Ingrata para os da terra,

boa para os que não são.

Amiga dos que a maltratam,

Inimiga dos que não,

este é o teu retrato feito

com tintas do teu verão

e desmaiadas lembranças

do tempo em que também eras

noiva da revolução.

Carlos Pena Filho

Dois livros foram publicados com o mesmo título e no mesmo ano: Paulo Santos, A noiva da revolução(Comunigraf, 2008); e Francisco de Oliveira, Noiva da revolução (Boitempo, 2008).

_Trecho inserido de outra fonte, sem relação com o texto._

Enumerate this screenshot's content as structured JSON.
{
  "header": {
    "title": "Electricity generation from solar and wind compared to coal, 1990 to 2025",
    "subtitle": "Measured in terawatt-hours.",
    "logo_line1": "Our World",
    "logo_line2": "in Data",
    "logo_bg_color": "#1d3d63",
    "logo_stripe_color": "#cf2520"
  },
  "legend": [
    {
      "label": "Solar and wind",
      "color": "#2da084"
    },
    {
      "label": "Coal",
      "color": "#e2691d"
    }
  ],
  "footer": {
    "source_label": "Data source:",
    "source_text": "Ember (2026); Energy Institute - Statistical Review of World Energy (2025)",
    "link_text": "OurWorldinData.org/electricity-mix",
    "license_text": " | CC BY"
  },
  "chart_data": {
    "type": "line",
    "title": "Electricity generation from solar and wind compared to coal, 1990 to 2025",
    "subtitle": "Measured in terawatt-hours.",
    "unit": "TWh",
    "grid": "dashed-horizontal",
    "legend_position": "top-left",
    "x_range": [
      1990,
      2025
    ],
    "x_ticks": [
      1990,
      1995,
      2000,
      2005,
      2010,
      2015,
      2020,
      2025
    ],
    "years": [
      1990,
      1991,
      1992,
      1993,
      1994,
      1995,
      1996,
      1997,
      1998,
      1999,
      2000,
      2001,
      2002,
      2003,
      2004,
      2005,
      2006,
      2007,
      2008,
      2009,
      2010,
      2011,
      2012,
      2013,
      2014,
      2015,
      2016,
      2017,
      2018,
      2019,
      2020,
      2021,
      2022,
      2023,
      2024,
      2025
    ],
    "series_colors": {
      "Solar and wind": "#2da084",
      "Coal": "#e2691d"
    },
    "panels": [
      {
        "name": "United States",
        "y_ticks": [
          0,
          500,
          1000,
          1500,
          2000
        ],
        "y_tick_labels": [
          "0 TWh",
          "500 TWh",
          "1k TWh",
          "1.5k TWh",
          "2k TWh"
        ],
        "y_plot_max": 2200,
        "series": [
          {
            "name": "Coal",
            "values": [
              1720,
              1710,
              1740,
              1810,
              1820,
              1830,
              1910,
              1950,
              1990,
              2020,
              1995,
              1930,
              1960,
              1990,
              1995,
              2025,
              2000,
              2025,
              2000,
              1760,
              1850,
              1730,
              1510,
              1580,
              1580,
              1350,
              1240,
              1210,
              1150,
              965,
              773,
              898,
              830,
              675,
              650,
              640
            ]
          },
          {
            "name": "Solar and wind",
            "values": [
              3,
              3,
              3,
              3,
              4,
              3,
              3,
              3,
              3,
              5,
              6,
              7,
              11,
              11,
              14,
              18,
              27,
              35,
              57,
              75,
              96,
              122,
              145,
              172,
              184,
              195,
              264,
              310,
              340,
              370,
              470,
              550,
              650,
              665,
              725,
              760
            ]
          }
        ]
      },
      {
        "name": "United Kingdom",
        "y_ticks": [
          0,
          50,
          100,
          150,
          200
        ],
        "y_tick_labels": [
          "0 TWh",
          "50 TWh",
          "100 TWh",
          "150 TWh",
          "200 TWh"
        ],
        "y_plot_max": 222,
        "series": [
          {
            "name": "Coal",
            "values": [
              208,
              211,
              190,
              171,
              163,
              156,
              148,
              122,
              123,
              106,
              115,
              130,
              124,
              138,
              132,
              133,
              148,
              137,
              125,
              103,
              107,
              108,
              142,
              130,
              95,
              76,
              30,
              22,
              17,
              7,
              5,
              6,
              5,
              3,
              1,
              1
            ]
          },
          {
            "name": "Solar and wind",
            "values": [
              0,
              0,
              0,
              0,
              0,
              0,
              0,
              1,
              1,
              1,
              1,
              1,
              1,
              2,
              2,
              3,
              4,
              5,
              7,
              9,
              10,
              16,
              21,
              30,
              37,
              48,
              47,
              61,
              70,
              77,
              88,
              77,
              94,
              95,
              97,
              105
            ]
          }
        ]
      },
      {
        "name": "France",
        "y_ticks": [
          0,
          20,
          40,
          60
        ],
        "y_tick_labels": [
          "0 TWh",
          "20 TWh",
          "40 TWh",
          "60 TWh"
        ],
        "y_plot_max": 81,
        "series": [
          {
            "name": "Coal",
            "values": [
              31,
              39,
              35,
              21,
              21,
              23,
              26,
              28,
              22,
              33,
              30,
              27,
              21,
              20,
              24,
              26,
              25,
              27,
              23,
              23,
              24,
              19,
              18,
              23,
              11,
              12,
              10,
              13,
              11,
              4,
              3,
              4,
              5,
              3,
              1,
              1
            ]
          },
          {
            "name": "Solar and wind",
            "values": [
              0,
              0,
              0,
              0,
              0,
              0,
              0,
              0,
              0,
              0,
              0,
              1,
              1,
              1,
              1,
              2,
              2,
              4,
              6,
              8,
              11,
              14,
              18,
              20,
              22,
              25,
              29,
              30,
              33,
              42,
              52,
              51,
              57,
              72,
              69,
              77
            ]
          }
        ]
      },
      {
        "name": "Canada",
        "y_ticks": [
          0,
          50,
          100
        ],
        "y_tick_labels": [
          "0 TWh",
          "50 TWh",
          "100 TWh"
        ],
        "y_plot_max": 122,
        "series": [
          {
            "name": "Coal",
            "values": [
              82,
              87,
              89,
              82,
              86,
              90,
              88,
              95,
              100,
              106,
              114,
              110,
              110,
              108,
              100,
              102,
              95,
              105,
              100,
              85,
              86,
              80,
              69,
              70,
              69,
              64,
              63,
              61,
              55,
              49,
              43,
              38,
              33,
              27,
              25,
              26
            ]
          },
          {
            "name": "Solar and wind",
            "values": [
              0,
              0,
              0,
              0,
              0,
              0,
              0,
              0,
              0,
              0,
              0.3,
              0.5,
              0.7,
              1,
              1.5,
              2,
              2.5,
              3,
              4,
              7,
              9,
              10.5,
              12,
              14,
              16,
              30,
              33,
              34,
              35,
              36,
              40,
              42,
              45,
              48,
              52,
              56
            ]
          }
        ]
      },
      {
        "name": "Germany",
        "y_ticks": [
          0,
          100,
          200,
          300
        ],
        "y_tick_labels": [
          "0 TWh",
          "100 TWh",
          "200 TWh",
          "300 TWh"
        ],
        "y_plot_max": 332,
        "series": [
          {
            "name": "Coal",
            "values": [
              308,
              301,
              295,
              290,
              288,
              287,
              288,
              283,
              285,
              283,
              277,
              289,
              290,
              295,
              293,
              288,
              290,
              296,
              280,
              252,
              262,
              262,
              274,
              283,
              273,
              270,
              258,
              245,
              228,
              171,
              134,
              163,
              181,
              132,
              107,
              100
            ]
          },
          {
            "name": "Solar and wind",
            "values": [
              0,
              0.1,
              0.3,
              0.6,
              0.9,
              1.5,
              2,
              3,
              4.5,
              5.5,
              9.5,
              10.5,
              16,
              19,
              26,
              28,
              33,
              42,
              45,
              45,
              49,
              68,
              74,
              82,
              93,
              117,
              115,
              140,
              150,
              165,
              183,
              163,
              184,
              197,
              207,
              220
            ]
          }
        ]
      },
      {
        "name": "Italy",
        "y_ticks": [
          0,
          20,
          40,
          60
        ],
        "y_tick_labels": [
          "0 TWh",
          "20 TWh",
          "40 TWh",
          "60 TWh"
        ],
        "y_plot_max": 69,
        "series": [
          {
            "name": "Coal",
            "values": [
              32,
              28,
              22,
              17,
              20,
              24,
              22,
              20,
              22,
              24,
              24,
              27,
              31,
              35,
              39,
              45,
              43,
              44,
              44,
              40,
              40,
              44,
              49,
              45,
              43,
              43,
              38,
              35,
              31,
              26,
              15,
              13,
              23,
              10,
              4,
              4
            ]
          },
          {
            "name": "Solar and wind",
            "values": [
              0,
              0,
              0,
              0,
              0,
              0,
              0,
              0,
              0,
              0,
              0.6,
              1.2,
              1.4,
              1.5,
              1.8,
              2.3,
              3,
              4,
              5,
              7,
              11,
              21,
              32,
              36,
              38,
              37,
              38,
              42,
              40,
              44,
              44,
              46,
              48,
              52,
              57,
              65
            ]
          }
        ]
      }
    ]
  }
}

A noiva da revolução de Paulo Santos é um romance histórico cujo tema principal é um amor proibido que aconteceu durante a “única revolução brasileira digna desse nome”, como bem disse Oliveira Lima, que foi a Revolução de 1817. A história desse grande amor entre o principal líder da Revolução, o brasileiro Domingos Martins, e a filha de rico s comerciantes portugueses, Maria Teodora da Costa, é narrada com as cores vivas dos fatos acontecidos antes, durante e logo depois dos 74 dias em que Pernambuco, Alagoas, Paraíba e Rio Grande do Norte viveram uma república com governo próprio, exército, marinha, constituição, bandeira e até embaixadores no exterior. Esse curto período fez valer a recém promulgada Declaração dos Direitos do Homem e do Cidadão. E a nossa bandeira, por seu significado marcante nessa que foi sem dúvida a mais importante das muitas guerras libertárias de Pernambuco, é a mesma daquela época e que hoje o pernambucano usa com tanto orgulho em roupas e adereços. Desconheço qualquer outro estado brasileiro que faça tão popular uso de sua bandeira.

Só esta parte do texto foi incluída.